Eighty healthy men and women gave samples of their saliva and completed questionnaires about their levels of optimism.

When the saliva samples were analysed, the researchers found that men who were in an optimistic mood had lower levels of cortisol when they woke up in the morning.

In women, optimism did not seem to affect their levels of cortisol at the start of the day.

However, if men or women had been generally optimistic for the previous month their cortisol levels tended to be lower throughout the day.

Indeed, even if they were in a bad mood on the day the sample was taken, the cortisol level was lower if they had been optimistic for the previous month.

This seems to provide evidence that the positive state of mind is good for your physical health, at least when it comes to cortisol levels.

So that optimistic chap who makes you grind your teeth with frustration is benefiting from low cortisol levels while the stress he is inducing in you, his victim, is probably sending your cortisol levels through the roof.

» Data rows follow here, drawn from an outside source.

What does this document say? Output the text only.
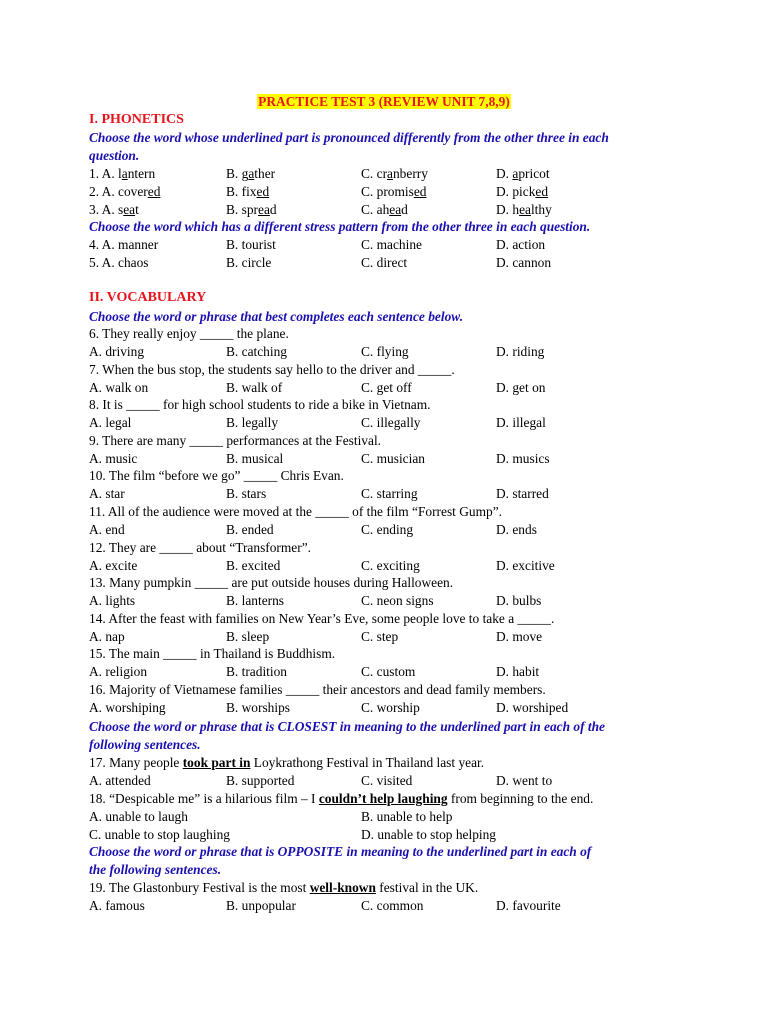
PRACTICE TEST 3 (REVIEW UNIT 7,8,9)
I. PHONETICS
Choose the word whose underlined part is pronounced differently from the other three in each
question.
1. A. lantern	B. gather	C. cranberry	D. apricot
2. A. covered	B. fixed	C. promised	D. picked
3. A. seat	B. spread	C. ahead	D. healthy
Choose the word which has a different stress pattern from the other three in each question.
4. A. manner	B. tourist	C. machine	D. action
5. A. chaos	B. circle	C. direct	D. cannon
II. VOCABULARY
Choose the word or phrase that best completes each sentence below.
6. They really enjoy _____ the plane.
A. driving	B. catching	C. flying	D. riding
7. When the bus stop, the students say hello to the driver and _____.
A. walk on	B. walk of	C. get off	D. get on
8. It is _____ for high school students to ride a bike in Vietnam.
A. legal	B. legally	C. illegally	D. illegal
9. There are many _____ performances at the Festival.
A. music	B. musical	C. musician	D. musics
10. The film “before we go” _____ Chris Evan.
A. star	B. stars	C. starring	D. starred
11. All of the audience were moved at the _____ of the film “Forrest Gump”.
A. end	B. ended	C. ending	D. ends
12. They are _____ about “Transformer”.
A. excite	B. excited	C. exciting	D. excitive
13. Many pumpkin _____ are put outside houses during Halloween.
A. lights	B. lanterns	C. neon signs	D. bulbs
14. After the feast with families on New Year’s Eve, some people love to take a _____.
A. nap	B. sleep	C. step	D. move
15. The main _____ in Thailand is Buddhism.
A. religion	B. tradition	C. custom	D. habit
16. Majority of Vietnamese families _____ their ancestors and dead family members.
A. worshiping	B. worships	C. worship	D. worshiped
Choose the word or phrase that is CLOSEST in meaning to the underlined part in each of the
following sentences.
17. Many people took part in Loykrathong Festival in Thailand last year.
A. attended	B. supported	C. visited	D. went to
18. “Despicable me” is a hilarious film – I couldn’t help laughing from beginning to the end.
A. unable to laugh	B. unable to help
C. unable to stop laughing	D. unable to stop helping
Choose the word or phrase that is OPPOSITE in meaning to the underlined part in each of
the following sentences.
19. The Glastonbury Festival is the most well-known festival in the UK.
A. famous	B. unpopular	C. common	D. favourite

And if all this sends you to an early grave, he will probably be there, braying and prancing about and urging the mourners to "Cheer up, it might never happen."

Cultivating optimism is, among other things, a matter of accepting that you have the skills and the ability to handle whatever is going to come up during the day.

If you are a pessimist, you will say that is ridiculous and that to hold such a belief is to fool yourself.

Well, yes. Optimism does indeed involve a certain amount of pulling the wool over your own eyes. But so does pessimism. It is just as unrealistic to tell yourself that you do not have the skills or the ability to handle whatever is going to come up in your life as to tell yourself that you have these skills.

So what you need to do is to quit arguing about it and acknowledge that you have the skills and the resources to handle most of the things that you will face.

In holding that belief, you will be right a lot of the time and wrong some of the time. If you go around being miserable and assuming the worst you will, in my opinion, be right some of the time but wrong a lot of the time.

So why not take the more optimistic route? I do not mean to suggest that you need to go around like that irritating fellow mentioned above.

You probably would not want to be like him anyhow. Nor do I suggest that you go around saying everything in the whole world is fine and dandy.

But quietly reminding yourself that you do have the skills and resources to handle most of what you will have to handle today is a good way to cultivate an optimistic attitude. That is the recommendation of psychologist Dr Martin Seligman who studies the effect of positive attitudes on people's behaviour.

Try it for a while and see what happens.

The worst that can happen, if you're a pessimist, is that you will be a bit less miserable than you are now.